Table 2 provides an overview of the various application areas of the AI chatbots analyzed in this review, summarizing the corresponding studies and their strengths and flaws. The application areas covered include mental health support during COVID-19, interventions for specific health conditions, addressing substance use and addiction, preventive care and well-being, panic disorder management, health promotion, and usability and engagement. For each area, relevant studies are cited, followed by a description of the main strengths and the noted flaws.
Table 3 describes a comprehensive technical overview of the various AI chatbots analyzed in this review, with detailed information on the technologies used, protocols followed, and levels of usability and engagement.

3.10. Risk of Bias

The included studies were assessed for risk of bias using the Cochrane risk-of-bias tool for randomized trials, version 2 (RoB 2), and the Cochrane Risk Of Bias In Non-randomized Studies—of Exposure (ROBINS-E), depending on the nature of the study. The following figures summarize the implementation of these tools and the overall risk-of-bias evaluations for each included study.

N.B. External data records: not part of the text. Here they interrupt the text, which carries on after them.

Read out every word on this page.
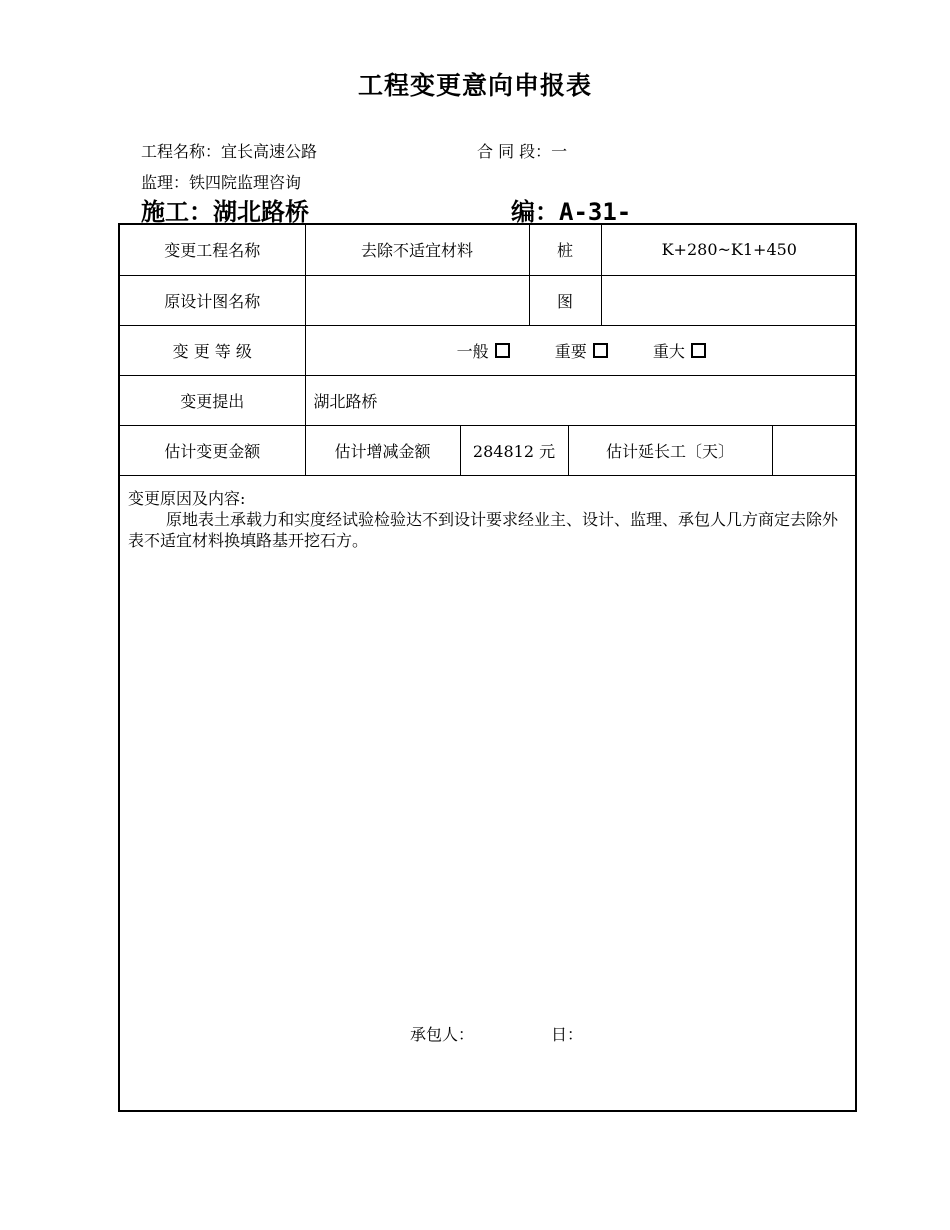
工程变更意向申报表
工程名称：宜长高速公路	合 同 段：一
监理：铁四院监理咨询
施工：湖北路桥	编：A-31-
变更工程名称	去除不适宜材料		桩		K+280~K1+450	
原设计图名称			图			
变 更 等 级	一般 重要 重大					
变更提出	湖北路桥					
估计变更金额	估计增减金额	284812 元		估计延长工〔天〕		
变更原因及内容:
原地表土承载力和实度经试验检验达不到设计要求经业主、设计、监理、承包人几方商定去除外表不适宜材料换填路基开挖石方。
承包人：	日：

3.10.1. Risk of Bias in Randomized Trials (RoB 2)

The assessment using the RoB 2 tool [54] focused on seven domains:
  • D1: Bias arising from the randomization process.
  • D2: Bias due to deviations from intended interventions.
  • D3: Bias due to missing outcome data.
  • D4: Bias in measurement of the outcome.
  • D5: Bias in selection of the reported result.
Figure 4 presents the detailed evaluation for each study across these domains. Most studies demonstrated a low risk of bias across all domains, indicating a robust methodological quality. Specifically, Thunström et al. [72], Vereschagin et al. [63], Yasukawa et al. [60], Ulrich et al. [62], So et al. [65], Peuters et al. [59], Ogawa et al. [61], Olano-Espinosa et al. [66], Fitzsimmon-Craft et al. [67], He et al. [58], Bennion et al. [71], Greer et al. [69], and Oh et al. [70] exhibited a low risk of bias in all domains. Conversely, some concerns were noted in studies such as Prochaska et al. [64], which showed a high risk of bias in the randomization process and some concerns in the measurement of the outcome.

3.10.2. Risk of Bias in Non-Randomized Studies (ROBINS-E)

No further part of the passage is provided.